60th and older (1963 and beyond)
‘I have a Dream’ says Martin Luther King, JFK is assassinated by Lee Harvey Oswald in Dallas and The Beatles top the charts with Please Please Me.
A terrible Bordeaux vintage, 1963 is all about vintage Port. With bitter chocolate and thick-cut marmalade in perfect balance, the Fonseca (£264-£345 Four Walls, Huntsworth Wine Co, MWH, Nickolls & Perks, Vintage Wine & Port, Vintage Wine Gifts) is outstanding, but the last word should go to Paul Symington on Dow’s (£150-£265 Fairley’s, Nickolls & Perks, Old Spirits Company, Vintage Port Shop, Vintage Wine Gifts, Wine Dancer): ‘It is one of the greatest Ports ever made. Absolutely magnificent today, it will continue to mature gracefully for many decades to come. Made by my father Michael at Quinta do Bomfim in the ancient stone lagares when I was just 10 years old, I remember him telling me later that this wine enabled him to send me to school in the UK in 1966. This is the Everest of Vintage Ports.’
In 1953, Queen Elizabeth II is crowned in Westminster Abbey, Hillary and Tenzing reach the summit of Mt Everest, and the first Playboy features Marilyn Monroe as its centrefold. Tasting the Marqués de Riscal, Reserva Rioja in 2015, Steven Spurrier found it ‘lovely with a caressing texture’.
In France, the Banyuls L’Etoile co-op is today still offering its Banyuls 1953 at €595 a bottle.
Over in Australia, Colin Gramp made the groundbreaking Orlando, Barossa Special Vintage Riesling 1953, which foreshadowed the great Rieslings of Yalumba’s Pewsey Vale, Orlando’s Steingarten and Leo Buring’s Eden Valley, and it was the inaugural Penfolds, St Henri Claret.

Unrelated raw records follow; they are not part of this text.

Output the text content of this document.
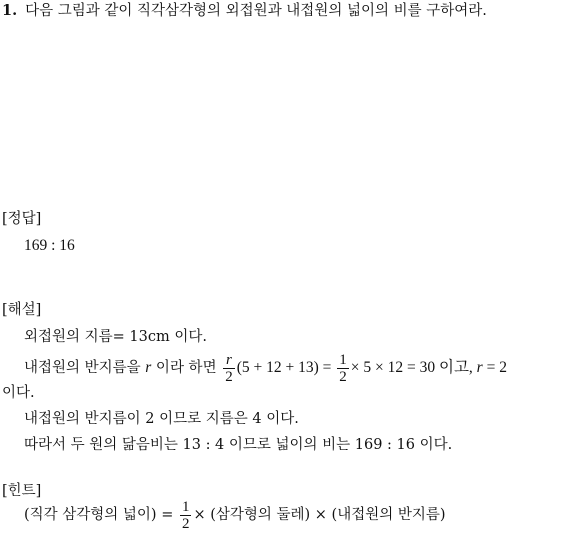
1. 다음 그림과 같이 직각삼각형의 외접원과 내접원의 넓이의 비를 구하여라.
[정답]
169 : 16
[해설]
외접원의 지름= 13cm 이다.
내접원의 반지름을 r 이라 하면 $\frac{r}{2} (5 + 12 + 13) = \frac{1}{2} \times 5 \times 12 = 30$ 이고, r = 2
이다.
내접원의 반지름이 2 이므로 지름은 4 이다.
따라서 두 원의 닮음비는 13 : 4 이므로 넓이의 비는 169 : 16 이다.
[힌트]
(직각 삼각형의 넓이) = $\frac{1}{2}$ × (삼각형의 둘레) × (내접원의 반지름)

If all else fails, Taylor’s fabulous Very Very Old Port (£620ib-£890 Farr Vintners, Millésima, Turville Valley) is the latest in a series of hors d’age blends, made up of a selection of rare lots wood-matured in Taylor’s cellars in some cases since before World War 2. This VVOP comes in a decanter, with stopper, in its own wooden case.